Hot coffee, cool orange juice and a freshly baked baguette at the ready. Maybe its not most people’s idea of a Sunday breakfast for a student, but it is not expensive and it gives time for a moment of reflection as the clouds have began to settle after a seemly hectic two weeks since the beginning of term.

As a mature student*, there are more than a few little concerns and expectations that arrive with you: the first is that the world you are about to enter has been tailored for those whose jeans don’t quite fit. This is a undoubtedly a misconception: if anything the staff at ECS and the university as a whole react to you as they find you. Ask an adult question, get an adult response. The most refreshing aspect of this environment is the open-mindedness of the staff and willingness to be flexible that can sometimes go missing in the professional world. For the technically minded amongst you, I run a Linux laptop and have no access to windows. No problem: pages for configuring access to the university systems from using samba shares to logging in via VPN are up on the university website.

This extends to the campus environment. Any good chess player will know the value of a bolt-hole. I prefer to move out of my pad in order to work. The Hartley Library has quickly become my bolt-hole of choice for this. The red-brick exterior belies a modern interior, which includes almost as much space for study as that provided for the books. This gives rise to the possibility of punctuating the study of subjects like maths, with the odd chapter of something like the American Civil War – an old passing interest – from the shelves nearby, in order to form a break when one is needed.

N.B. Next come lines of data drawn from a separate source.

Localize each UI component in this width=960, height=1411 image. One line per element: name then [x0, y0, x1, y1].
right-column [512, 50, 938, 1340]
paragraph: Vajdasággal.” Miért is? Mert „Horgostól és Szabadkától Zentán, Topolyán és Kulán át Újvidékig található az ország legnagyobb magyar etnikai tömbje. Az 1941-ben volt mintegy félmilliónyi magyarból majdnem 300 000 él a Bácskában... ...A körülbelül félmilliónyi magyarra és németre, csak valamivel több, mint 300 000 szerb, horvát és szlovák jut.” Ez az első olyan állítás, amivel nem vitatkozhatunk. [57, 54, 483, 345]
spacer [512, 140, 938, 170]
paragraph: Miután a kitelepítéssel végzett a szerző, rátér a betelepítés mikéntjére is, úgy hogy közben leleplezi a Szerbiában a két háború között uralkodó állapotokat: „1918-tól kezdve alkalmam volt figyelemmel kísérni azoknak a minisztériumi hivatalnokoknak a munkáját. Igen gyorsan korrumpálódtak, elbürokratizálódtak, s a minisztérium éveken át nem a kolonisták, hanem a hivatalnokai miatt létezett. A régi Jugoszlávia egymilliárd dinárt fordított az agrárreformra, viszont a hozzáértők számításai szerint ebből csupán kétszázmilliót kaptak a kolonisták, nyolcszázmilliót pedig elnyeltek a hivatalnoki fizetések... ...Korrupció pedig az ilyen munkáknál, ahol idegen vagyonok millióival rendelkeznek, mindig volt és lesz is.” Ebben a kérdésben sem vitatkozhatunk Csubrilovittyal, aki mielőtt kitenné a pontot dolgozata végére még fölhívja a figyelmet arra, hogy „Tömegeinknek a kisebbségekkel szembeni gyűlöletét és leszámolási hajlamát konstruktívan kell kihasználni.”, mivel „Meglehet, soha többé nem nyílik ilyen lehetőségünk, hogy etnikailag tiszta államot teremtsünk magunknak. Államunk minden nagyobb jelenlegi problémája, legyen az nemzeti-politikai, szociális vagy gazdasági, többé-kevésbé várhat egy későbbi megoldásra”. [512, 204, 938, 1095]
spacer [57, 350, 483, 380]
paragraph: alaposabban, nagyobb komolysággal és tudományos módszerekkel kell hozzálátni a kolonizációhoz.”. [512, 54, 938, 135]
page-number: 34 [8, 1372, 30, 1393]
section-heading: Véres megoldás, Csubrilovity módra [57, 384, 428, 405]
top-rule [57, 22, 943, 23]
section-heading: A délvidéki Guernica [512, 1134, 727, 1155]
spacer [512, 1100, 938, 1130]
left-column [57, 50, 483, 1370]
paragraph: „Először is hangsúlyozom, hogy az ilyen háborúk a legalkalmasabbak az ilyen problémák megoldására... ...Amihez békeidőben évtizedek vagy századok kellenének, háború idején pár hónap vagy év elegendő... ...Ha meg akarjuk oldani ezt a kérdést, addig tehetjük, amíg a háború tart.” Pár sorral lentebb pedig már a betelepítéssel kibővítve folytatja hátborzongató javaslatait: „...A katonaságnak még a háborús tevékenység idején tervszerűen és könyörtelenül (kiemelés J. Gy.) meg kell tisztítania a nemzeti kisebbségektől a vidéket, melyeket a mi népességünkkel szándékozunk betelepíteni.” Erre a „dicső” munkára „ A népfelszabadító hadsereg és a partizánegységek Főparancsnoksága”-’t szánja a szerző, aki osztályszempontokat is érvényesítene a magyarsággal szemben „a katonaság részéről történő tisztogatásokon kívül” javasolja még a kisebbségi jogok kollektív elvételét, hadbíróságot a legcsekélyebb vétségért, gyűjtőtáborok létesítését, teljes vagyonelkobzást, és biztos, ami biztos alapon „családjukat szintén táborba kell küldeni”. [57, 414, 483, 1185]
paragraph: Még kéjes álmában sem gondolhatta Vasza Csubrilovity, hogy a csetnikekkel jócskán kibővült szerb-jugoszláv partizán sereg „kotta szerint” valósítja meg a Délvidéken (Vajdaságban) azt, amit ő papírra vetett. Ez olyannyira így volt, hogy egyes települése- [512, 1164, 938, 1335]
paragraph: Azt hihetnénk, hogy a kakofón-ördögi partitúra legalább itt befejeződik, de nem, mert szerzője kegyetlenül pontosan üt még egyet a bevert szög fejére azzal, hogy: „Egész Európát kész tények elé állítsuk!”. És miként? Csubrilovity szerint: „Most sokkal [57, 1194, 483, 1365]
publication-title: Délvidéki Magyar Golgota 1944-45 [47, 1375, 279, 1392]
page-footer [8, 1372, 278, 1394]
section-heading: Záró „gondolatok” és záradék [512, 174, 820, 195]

Another possible misconception is that of attitude to work. The sentiment that as a mature student I would be far more focused on the work than that of my peers has been suggested more than once. Not quite true: whilst I was still researching important matters, such as the location of the nearest decent supermarket, quickest route from halls to campus etc…, the various members of my tutor group had already got stuck into reading ahead on the syllabus for each forthcoming subject. But then again, we are already award winning. All ECS Programmes feature Jumpstart, where one of the tasks involves a walk around Southampton to find various people and places, whilst getting to know the members of your tutor group. Pictures are posted to a blog in order to prove that a task has been attempted. Perhaps we surprised ourselves a little when won overall, bagging a yard of Jaffa cakes in the process, but it was a result nonetheless.

(A quick hello, as promised, to James, Ryan and Tom, who form the rest of my tutor group. The latter of whom will no doubt be keeping you current with his blog on these pages sometime soon.)

* Apparently that is what my birth certificate says: the date of birth field ends with 79. I’ll let you do the maths.